Hari perkawinan ternyata tidak membahagiakanku. Usai perayaan, keluarga pulang ke rumah. Sorenya, aku minta izin suami sejenak pulang, untuk merayakan ulang tahunku secara sederhana bersama keluarga. Kuungkapkan padanya, ini sudah menjadi kebiasaanku untuk sekadar makan bakso bersama sebagai tanda syukur. Aku bersikukuh minta pulang. Namun, Jok tak mengizinkanku.
Tidak sekadar itu. Tangannya melayang ke arah wajahku. Entah kenapa ia seperti itu. Ternyata, ia sangat pemberang dan gampang main pukul.

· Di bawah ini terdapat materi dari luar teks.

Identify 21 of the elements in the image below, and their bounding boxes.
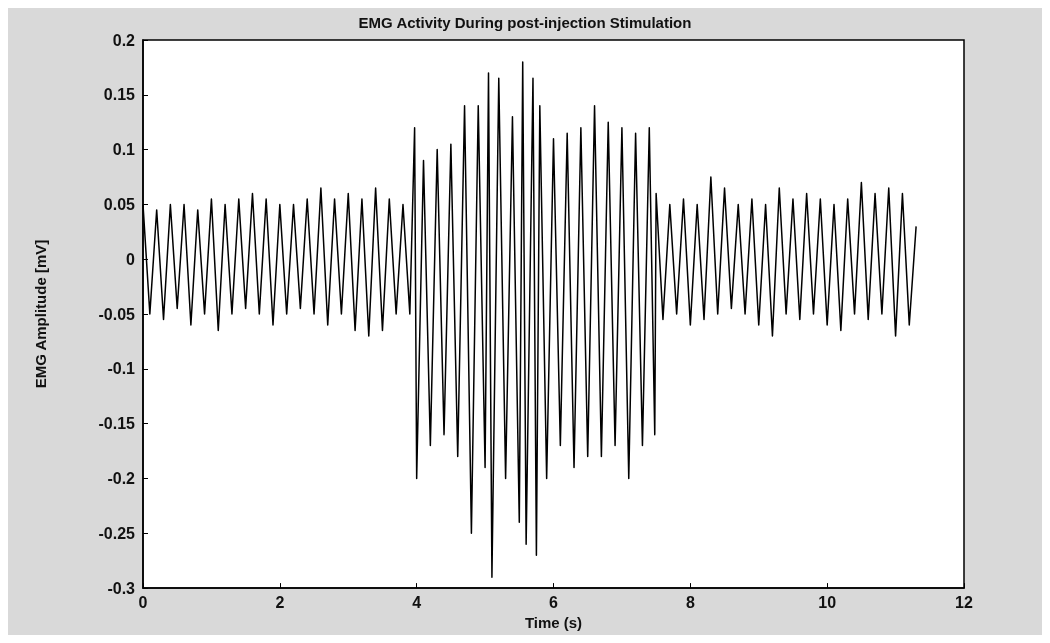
y-tick-label: -0.15 (98, 415, 136, 433)
y-tick-label: 0.15 (103, 86, 136, 104)
y-tick-label: -0.2 (107, 469, 136, 487)
x-tick-label: 10 (818, 593, 837, 611)
x-tick-label: 2 (275, 593, 285, 611)
y-tick-label: -0.1 (107, 360, 136, 378)
y-tick-label: 0.2 (112, 31, 136, 49)
chart-title: EMG Activity During post-injection Stimulation (358, 14, 692, 31)
y-tick-label: 0 (126, 250, 136, 268)
y-tick-label: 0.05 (103, 195, 136, 213)
y-tick-label: 0.1 (112, 141, 136, 159)
y-tick-label: -0.3 (107, 579, 136, 597)
x-tick-label: 4 (412, 593, 422, 611)
x-tick-label: 0 (138, 593, 148, 611)
x-tick-label: 8 (685, 593, 695, 611)
y-tick-label: -0.25 (98, 524, 136, 542)
y-axis-title: EMG Amplitude [mV] (32, 239, 49, 389)
x-tick-label: 12 (955, 593, 973, 611)
x-axis-title: Time (s) (524, 614, 583, 631)
y-tick-label: -0.05 (98, 305, 136, 323)
x-tick-label: 6 (549, 593, 559, 611)
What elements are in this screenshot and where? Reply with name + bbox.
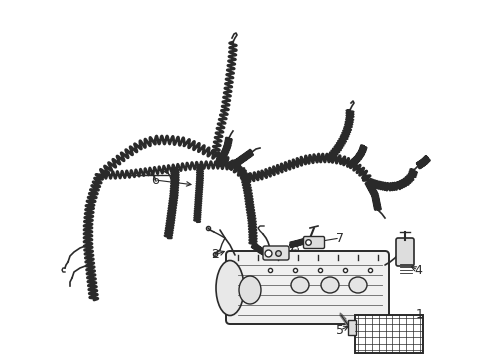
- FancyBboxPatch shape: [303, 237, 324, 248]
- Text: 1: 1: [415, 309, 423, 321]
- Ellipse shape: [290, 277, 308, 293]
- Ellipse shape: [320, 277, 338, 293]
- Text: 7: 7: [335, 231, 343, 244]
- Text: 3: 3: [290, 242, 298, 255]
- Text: 4: 4: [413, 264, 421, 276]
- Text: 2: 2: [211, 248, 219, 261]
- Ellipse shape: [348, 277, 366, 293]
- Text: 5: 5: [335, 324, 343, 337]
- Ellipse shape: [216, 261, 244, 315]
- Bar: [354, 315, 422, 353]
- FancyBboxPatch shape: [225, 251, 388, 324]
- Bar: [347, 320, 355, 335]
- Ellipse shape: [239, 276, 261, 304]
- Text: 6: 6: [151, 174, 159, 186]
- FancyBboxPatch shape: [263, 246, 288, 260]
- FancyBboxPatch shape: [395, 238, 413, 266]
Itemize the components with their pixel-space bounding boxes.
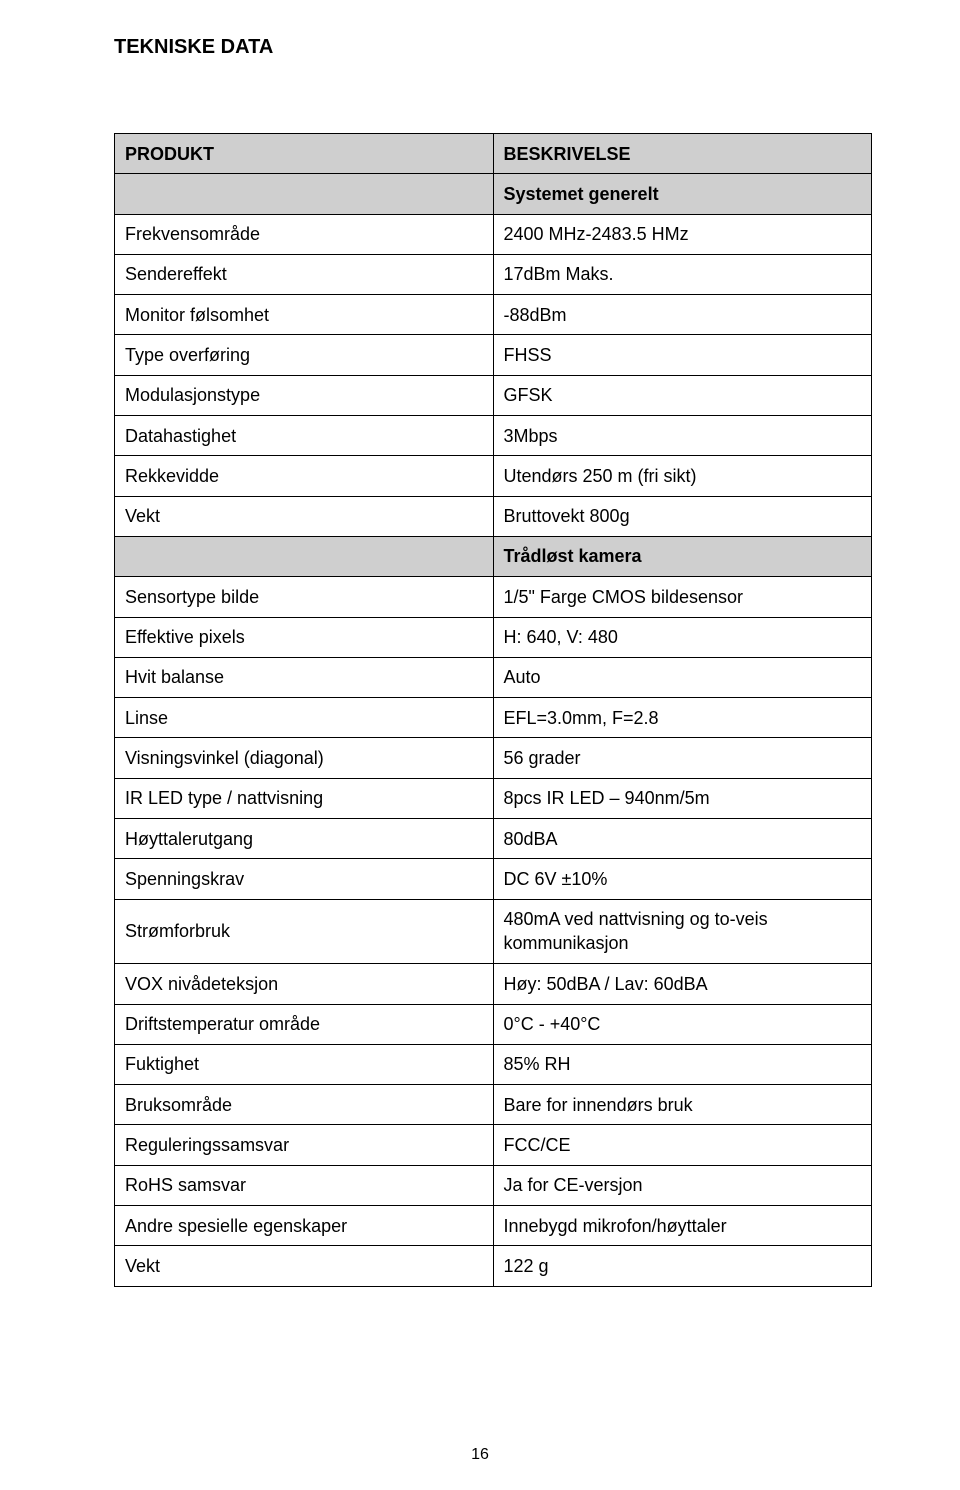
table-row: Andre spesielle egenskaper Innebygd mikr… [115, 1206, 872, 1246]
table-cell-value: 80dBA [493, 819, 872, 859]
table-row: Sensortype bilde 1/5" Farge CMOS bildese… [115, 577, 872, 617]
table-section-blank [115, 536, 494, 576]
table-cell-value: 122 g [493, 1246, 872, 1286]
table-row: Linse EFL=3.0mm, F=2.8 [115, 698, 872, 738]
table-row: VOX nivådeteksjon Høy: 50dBA / Lav: 60dB… [115, 964, 872, 1004]
table-cell-value: Auto [493, 657, 872, 697]
table-cell-value: Bruttovekt 800g [493, 496, 872, 536]
table-cell-value: Ja for CE-versjon [493, 1165, 872, 1205]
table-cell-label: Bruksområde [115, 1085, 494, 1125]
table-row: IR LED type / nattvisning 8pcs IR LED – … [115, 778, 872, 818]
table-header-col2: BESKRIVELSE [493, 134, 872, 174]
table-row: Effektive pixels H: 640, V: 480 [115, 617, 872, 657]
table-cell-value: 1/5" Farge CMOS bildesensor [493, 577, 872, 617]
table-cell-value: Bare for innendørs bruk [493, 1085, 872, 1125]
table-cell-label: Høyttalerutgang [115, 819, 494, 859]
table-section-title: Trådløst kamera [493, 536, 872, 576]
table-cell-value: -88dBm [493, 295, 872, 335]
table-cell-label: Spenningskrav [115, 859, 494, 899]
table-row: Visningsvinkel (diagonal) 56 grader [115, 738, 872, 778]
spec-table: PRODUKT BESKRIVELSE Systemet generelt Fr… [114, 133, 872, 1287]
table-cell-label: Fuktighet [115, 1044, 494, 1084]
table-cell-label: VOX nivådeteksjon [115, 964, 494, 1004]
page-number: 16 [0, 1446, 960, 1464]
table-row: RoHS samsvar Ja for CE-versjon [115, 1165, 872, 1205]
table-row: Datahastighet 3Mbps [115, 416, 872, 456]
table-cell-value: FHSS [493, 335, 872, 375]
table-row: Vekt Bruttovekt 800g [115, 496, 872, 536]
table-row: Hvit balanse Auto [115, 657, 872, 697]
table-row: Frekvensområde 2400 MHz-2483.5 HMz [115, 214, 872, 254]
table-row: Reguleringssamsvar FCC/CE [115, 1125, 872, 1165]
table-cell-label: Effektive pixels [115, 617, 494, 657]
table-cell-value: Høy: 50dBA / Lav: 60dBA [493, 964, 872, 1004]
table-cell-label: Visningsvinkel (diagonal) [115, 738, 494, 778]
table-cell-label: Datahastighet [115, 416, 494, 456]
table-row: Bruksområde Bare for innendørs bruk [115, 1085, 872, 1125]
table-cell-value: GFSK [493, 375, 872, 415]
table-cell-label: Rekkevidde [115, 456, 494, 496]
table-cell-label: Frekvensområde [115, 214, 494, 254]
table-cell-label: Vekt [115, 496, 494, 536]
table-cell-label: Monitor følsomhet [115, 295, 494, 335]
table-row: Modulasjonstype GFSK [115, 375, 872, 415]
table-row: Vekt 122 g [115, 1246, 872, 1286]
table-row: Strømforbruk 480mA ved nattvisning og to… [115, 899, 872, 964]
table-cell-value: Innebygd mikrofon/høyttaler [493, 1206, 872, 1246]
document-page: TEKNISKE DATA PRODUKT BESKRIVELSE System… [0, 0, 960, 1490]
table-cell-value: DC 6V ±10% [493, 859, 872, 899]
page-title: TEKNISKE DATA [114, 36, 872, 59]
table-section-title: Systemet generelt [493, 174, 872, 214]
table-header-col1: PRODUKT [115, 134, 494, 174]
table-row: Driftstemperatur område 0°C - +40°C [115, 1004, 872, 1044]
table-cell-label: IR LED type / nattvisning [115, 778, 494, 818]
table-cell-value: 0°C - +40°C [493, 1004, 872, 1044]
table-cell-value: 17dBm Maks. [493, 254, 872, 294]
table-cell-value: 2400 MHz-2483.5 HMz [493, 214, 872, 254]
table-cell-value: H: 640, V: 480 [493, 617, 872, 657]
table-cell-value: EFL=3.0mm, F=2.8 [493, 698, 872, 738]
table-cell-label: Sensortype bilde [115, 577, 494, 617]
table-row: Fuktighet 85% RH [115, 1044, 872, 1084]
table-cell-label: RoHS samsvar [115, 1165, 494, 1205]
table-cell-label: Strømforbruk [115, 899, 494, 964]
table-header-row: PRODUKT BESKRIVELSE [115, 134, 872, 174]
spec-table-body: PRODUKT BESKRIVELSE Systemet generelt Fr… [115, 134, 872, 1287]
table-cell-value: 56 grader [493, 738, 872, 778]
table-row: Spenningskrav DC 6V ±10% [115, 859, 872, 899]
table-cell-label: Vekt [115, 1246, 494, 1286]
table-row: Sendereffekt 17dBm Maks. [115, 254, 872, 294]
table-cell-label: Reguleringssamsvar [115, 1125, 494, 1165]
table-cell-label: Sendereffekt [115, 254, 494, 294]
table-cell-value: 480mA ved nattvisning og to-veis kommuni… [493, 899, 872, 964]
table-section-blank [115, 174, 494, 214]
table-cell-label: Linse [115, 698, 494, 738]
table-cell-value: Utendørs 250 m (fri sikt) [493, 456, 872, 496]
table-row: Type overføring FHSS [115, 335, 872, 375]
table-cell-value: 3Mbps [493, 416, 872, 456]
table-cell-value: FCC/CE [493, 1125, 872, 1165]
table-cell-label: Type overføring [115, 335, 494, 375]
table-cell-label: Andre spesielle egenskaper [115, 1206, 494, 1246]
table-cell-label: Modulasjonstype [115, 375, 494, 415]
table-cell-value: 85% RH [493, 1044, 872, 1084]
table-row: Høyttalerutgang 80dBA [115, 819, 872, 859]
table-cell-label: Driftstemperatur område [115, 1004, 494, 1044]
table-section-row: Systemet generelt [115, 174, 872, 214]
table-row: Monitor følsomhet -88dBm [115, 295, 872, 335]
table-section-row: Trådløst kamera [115, 536, 872, 576]
table-cell-value: 8pcs IR LED – 940nm/5m [493, 778, 872, 818]
table-cell-label: Hvit balanse [115, 657, 494, 697]
table-row: Rekkevidde Utendørs 250 m (fri sikt) [115, 456, 872, 496]
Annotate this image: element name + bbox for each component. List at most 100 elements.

Beberapa kali pukulannya mendarat di wajahku. Dari kamar, aku mencoba minta perlindungan Bapak mertua. Ia baru menghentikan aksinya setelah aku berlindung di kamar Bapak.
Mungkin menangkap suatu firasat yang tak baik, malamnya keluargaku datang. Aku jadi bingung. Rasanya tidak mungkin menemui mereka dalam kondisi wajah babak belur. Ya, akibat pemukulan itu, wajahku sampai lebam. Tapi, tak mungkin juga aku tidak menemui mereka. Akhirnya, aku menemui keluarga, dan beralasan wajahku lebam karena jatuh terbentur.
Aku yakin, mereka tidak percaya. Tapi, aku tak menemukan alasan yang lebih baik. Yang pasti, aku begitu sedih ketika melihat Ibu menatapku dengan air mata bercucuran. Malam itu, keluargaku pulang dengan perasaan yang aku tidak tahu. Ibu hanya berpesan agar aku hati-hati menjalani rumah tangga.
Kemudian, Bapak mertua mendamaikan kami. Aku berusaha bertahan meski sejak malam pertama, aku sudah merasakan kepedihan. Apalagi, paginya Jok berubah menjadi baik lagi, seolah tidak terjadi apa-apa. Namun, aku memutuskan untuk diperiksa dokter sekaligus minta visum. Ini akan menjadi bukti bila kelak terjadi sesuatu yang tidak baik dalam rumah tangga kami. Kesadaran ini muncul karena selama ini aku berkonsultasi ke LBH Seruni. Ketika aku bermasalah dengan perkawinan pertama, aku memang konsultasi ke LBH Seruni.
Berkat advokasi mereka pula, aku jadi paham hak-hak seorang istri. Makanya, aku tidak berterus terang kepada Jok, soal materi yang kudapatkan sebelum menikah. Aku pun tidak cerita punya tabungan di bank, juga punya usaha sound system. Surat-surat sertifikat rumah juga sudah kutitipkan di LBH Seruni. Apalagi sebulan setelah tinggal di rumah mertua, aku dan suami akhirnya tinggal di rumahku.
Selama ini, Jok selalu berdandan necis. Sebagai kontraktor, pagi-pagi ia sudah ke luar rumah, katanya punya beberapa proyek yang mesti digarap. Misalnya saja mengerjakan proyek jalan tol. Ia juga membawa mobil sendiri. Ia menunjukkan sikap sebagai anak mantan pejabat yang hidupnya masih mewah. Belakangan aku menemukan bukti surat, ternyata ia menyewa mobil di sebuah rental di Semarang. Rupanya ia membeli status dan hanya menghamburkan uang warisan orangtuanya.
Hari-hari berikutnya, rumah tangga kami makin tidak harmonis. Aku pun semakin paham boroknya. Ternyata, ia sering menipu dan hidupnya selalu diwarnai kebohongan. Suatu ketika, ada tamu datang ke rumah. Rupanya, menagih utang. Hari lain, ada yang meneror karena usahanya ditipu Jok. Setidaknya, aku sampai tiga kali menyelesaikan perseteruan Jok dengan relasinya secara kekeluargaan. Terkadang, aku juga mesti keluar uang. Makin lama, kebohongannya tidak bisa lagi disembunyikan lagi.